Cada noite, cada dor, cada valsa com a solidão. Eram dias e dias, meses e meses, um infinito abismo do silêncio.  

Escrever não é um dom pra mim, um talento da criação. Escrever e um espelho, um reflexo da minha alma. Um bizarro prolapso mental onde exponho do avesso as toneladas de pressão que esmagam minha consciência dia após dia. 

A dez anos atrás, talvez os gritos representassem a liberdade de uma mente livre para sonhar, livre para questionar a violência com que a vida nos amarra, nos sufoca, e eu via tudo isso de fora. Fui engolido abruptamente pela necessidade de encarar a realidade.

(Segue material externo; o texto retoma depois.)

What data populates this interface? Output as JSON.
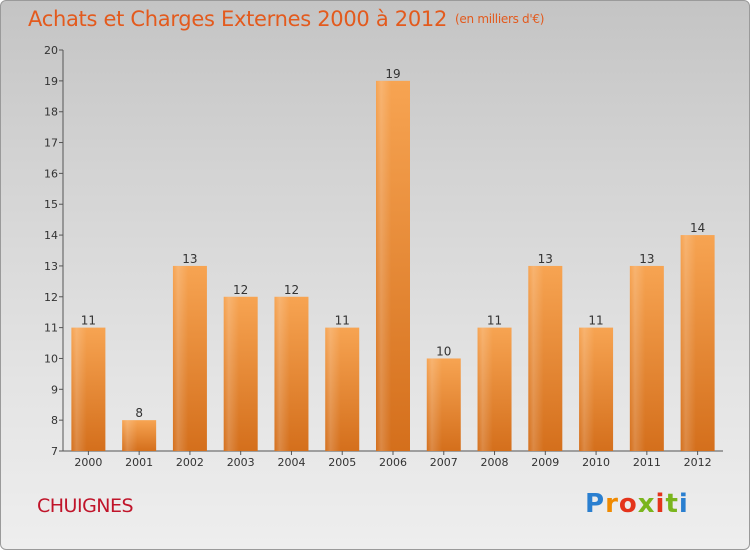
{
  "title": "Achats et Charges Externes 2000 à 2012",
  "unit": "(en milliers d'€)",
  "commune": "CHUIGNES",
  "logo": [
    "P",
    "r",
    "o",
    "x",
    "i",
    "t",
    "i"
  ],
  "colors": {
    "bar_top": "#f7a452",
    "bar_bottom": "#d46f1c",
    "title": "#e35a1d",
    "commune": "#c0142a"
  },
  "chart_data": {
    "type": "bar",
    "categories": [
      "2000",
      "2001",
      "2002",
      "2003",
      "2004",
      "2005",
      "2006",
      "2007",
      "2008",
      "2009",
      "2010",
      "2011",
      "2012"
    ],
    "values": [
      11,
      8,
      13,
      12,
      12,
      11,
      19,
      10,
      11,
      13,
      11,
      13,
      14
    ],
    "ylim": [
      7,
      20
    ],
    "yticks": [
      7,
      8,
      9,
      10,
      11,
      12,
      13,
      14,
      15,
      16,
      17,
      18,
      19,
      20
    ],
    "title": "Achats et Charges Externes 2000 à 2012",
    "xlabel": "",
    "ylabel": "",
    "grid": false
  }
}
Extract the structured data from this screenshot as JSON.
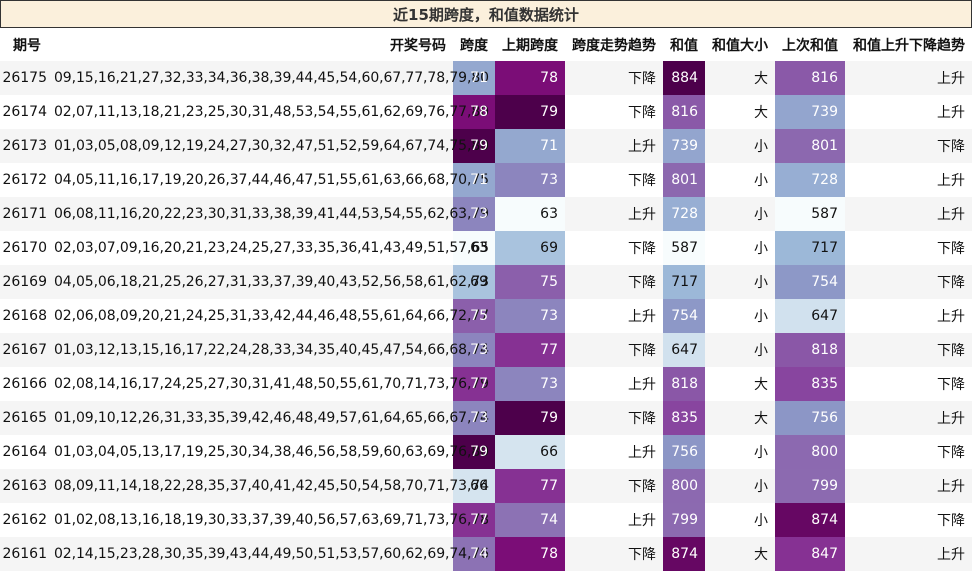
{
  "title": "近15期跨度，和值数据统计",
  "headers": {
    "issue": "期号",
    "draw": "开奖号码",
    "span": "跨度",
    "prev_span": "上期跨度",
    "span_trend": "跨度走势趋势",
    "sum": "和值",
    "sum_size": "和值大小",
    "prev_sum": "上次和值",
    "sum_trend": "和值上升下降趋势"
  },
  "colors": {
    "scale_light": "#f7fcfd",
    "scale_mid": "#8c96c6",
    "scale_dark": "#4d004b",
    "header_bg": "#fbf0dc",
    "stripe": "#f5f5f5"
  },
  "rows": [
    {
      "issue": "26175",
      "draw": "09,15,16,21,27,32,33,34,36,38,39,44,45,54,60,67,77,78,79,80",
      "span": "71",
      "prev_span": "78",
      "span_trend": "下降",
      "sum": "884",
      "sum_size": "大",
      "prev_sum": "816",
      "sum_trend": "上升"
    },
    {
      "issue": "26174",
      "draw": "02,07,11,13,18,21,23,25,30,31,48,53,54,55,61,62,69,76,77,80",
      "span": "78",
      "prev_span": "79",
      "span_trend": "下降",
      "sum": "816",
      "sum_size": "大",
      "prev_sum": "739",
      "sum_trend": "上升"
    },
    {
      "issue": "26173",
      "draw": "01,03,05,08,09,12,19,24,27,30,32,47,51,52,59,64,67,74,75,80",
      "span": "79",
      "prev_span": "71",
      "span_trend": "上升",
      "sum": "739",
      "sum_size": "小",
      "prev_sum": "801",
      "sum_trend": "下降"
    },
    {
      "issue": "26172",
      "draw": "04,05,11,16,17,19,20,26,37,44,46,47,51,55,61,63,66,68,70,75",
      "span": "71",
      "prev_span": "73",
      "span_trend": "下降",
      "sum": "801",
      "sum_size": "小",
      "prev_sum": "728",
      "sum_trend": "上升"
    },
    {
      "issue": "26171",
      "draw": "06,08,11,16,20,22,23,30,31,33,38,39,41,44,53,54,55,62,63,79",
      "span": "73",
      "prev_span": "63",
      "span_trend": "上升",
      "sum": "728",
      "sum_size": "小",
      "prev_sum": "587",
      "sum_trend": "上升"
    },
    {
      "issue": "26170",
      "draw": "02,03,07,09,16,20,21,23,24,25,27,33,35,36,41,43,49,51,57,65",
      "span": "63",
      "prev_span": "69",
      "span_trend": "下降",
      "sum": "587",
      "sum_size": "小",
      "prev_sum": "717",
      "sum_trend": "下降"
    },
    {
      "issue": "26169",
      "draw": "04,05,06,18,21,25,26,27,31,33,37,39,40,43,52,56,58,61,62,73",
      "span": "69",
      "prev_span": "75",
      "span_trend": "下降",
      "sum": "717",
      "sum_size": "小",
      "prev_sum": "754",
      "sum_trend": "下降"
    },
    {
      "issue": "26168",
      "draw": "02,06,08,09,20,21,24,25,31,33,42,44,46,48,55,61,64,66,72,77",
      "span": "75",
      "prev_span": "73",
      "span_trend": "上升",
      "sum": "754",
      "sum_size": "小",
      "prev_sum": "647",
      "sum_trend": "上升"
    },
    {
      "issue": "26167",
      "draw": "01,03,12,13,15,16,17,22,24,28,33,34,35,40,45,47,54,66,68,74",
      "span": "73",
      "prev_span": "77",
      "span_trend": "下降",
      "sum": "647",
      "sum_size": "小",
      "prev_sum": "818",
      "sum_trend": "下降"
    },
    {
      "issue": "26166",
      "draw": "02,08,14,16,17,24,25,27,30,31,41,48,50,55,61,70,71,73,76,79",
      "span": "77",
      "prev_span": "73",
      "span_trend": "上升",
      "sum": "818",
      "sum_size": "大",
      "prev_sum": "835",
      "sum_trend": "下降"
    },
    {
      "issue": "26165",
      "draw": "01,09,10,12,26,31,33,35,39,42,46,48,49,57,61,64,65,66,67,74",
      "span": "73",
      "prev_span": "79",
      "span_trend": "下降",
      "sum": "835",
      "sum_size": "大",
      "prev_sum": "756",
      "sum_trend": "上升"
    },
    {
      "issue": "26164",
      "draw": "01,03,04,05,13,17,19,25,30,34,38,46,56,58,59,60,63,69,76,80",
      "span": "79",
      "prev_span": "66",
      "span_trend": "上升",
      "sum": "756",
      "sum_size": "小",
      "prev_sum": "800",
      "sum_trend": "下降"
    },
    {
      "issue": "26163",
      "draw": "08,09,11,14,18,22,28,35,37,40,41,42,45,50,54,58,70,71,73,74",
      "span": "66",
      "prev_span": "77",
      "span_trend": "下降",
      "sum": "800",
      "sum_size": "小",
      "prev_sum": "799",
      "sum_trend": "上升"
    },
    {
      "issue": "26162",
      "draw": "01,02,08,13,16,18,19,30,33,37,39,40,56,57,63,69,71,73,76,78",
      "span": "77",
      "prev_span": "74",
      "span_trend": "上升",
      "sum": "799",
      "sum_size": "小",
      "prev_sum": "874",
      "sum_trend": "下降"
    },
    {
      "issue": "26161",
      "draw": "02,14,15,23,28,30,35,39,43,44,49,50,51,53,57,60,62,69,74,76",
      "span": "74",
      "prev_span": "78",
      "span_trend": "下降",
      "sum": "874",
      "sum_size": "大",
      "prev_sum": "847",
      "sum_trend": "上升"
    }
  ]
}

Hoje em dia, eu não me encontro mais. Aquela mente se foi. É difícil pra mim estar aqui, e não encontrar mais o jeito de dizer o que tenho aqui dentro. Talvez eu tenha me perdido, de mim mesmo.  

Desculpa.


Sobre hoje

Se esses olhos enxergassem lampejos do futuro, o que ele teria feito? Se cada passo pudesse ter sido dado certo, e cada dor evitada mesmo antes de acontecer. Como seria?

Teria feito escolhas melhores, dito frases menores, aprendido tão fácil. Teria sido um exemplo. 

Teria evitado que meus pais sofressem, que meus amigos se fossem, que minhas vontades se perdessem. Que uma dor sequer doesse. 

Teria chorado mais, rido mais, aceitado que a vida te escolhe e não você escolhe ela, e que tudo vai ser trilhado quer queira você ou não. E muitas coisas no final podem dar certo. 

Teria abraçado meus tios, minha irmã, minha vó, meu cachorro, e deixado um último sorriso antes que não pudesse deixar outro sorriso. E que mesmo sem eu saber o que dizer, eu já teria dito que era incondicional.  

Teria apoiado cada escolha de cada amigo, mostrado a eles que tudo que eu sempre quis foi que pudessem ter a coragem que eu tive, e que vivessem junto comigo tudo que eu sonhei com eles. 

Teria mostrado aos meus pais que eu posso não ser nada do que eles gostariam que eu fosse, mas que qualquer coisa que eu seja, serei do fundo do coração que eles fizeram bater. E ele bate justo, verdadeiro e único. 

Teria entendido muito mais fácil e rápido que uma família pode ser refeita, e que irmãos e mães não precisam ser do mesmo sangue, e o que eles representam pra mim não tem palavra que defina.
 
Teria mostrado que por mais duro e frio que as vezes eu possa ser, eu só quero o bem, e que muita gente que eu perdi por ter sido assim, ainda  poderia estar aqui...

Se esses olhos enxergassem lampejos do futuro, talvez eu chorasse rios de arrependimentos, ou batesse palmas para tanta coragem e provação dentro de um único ser. 

Que o destino me guie até meu último suspiro.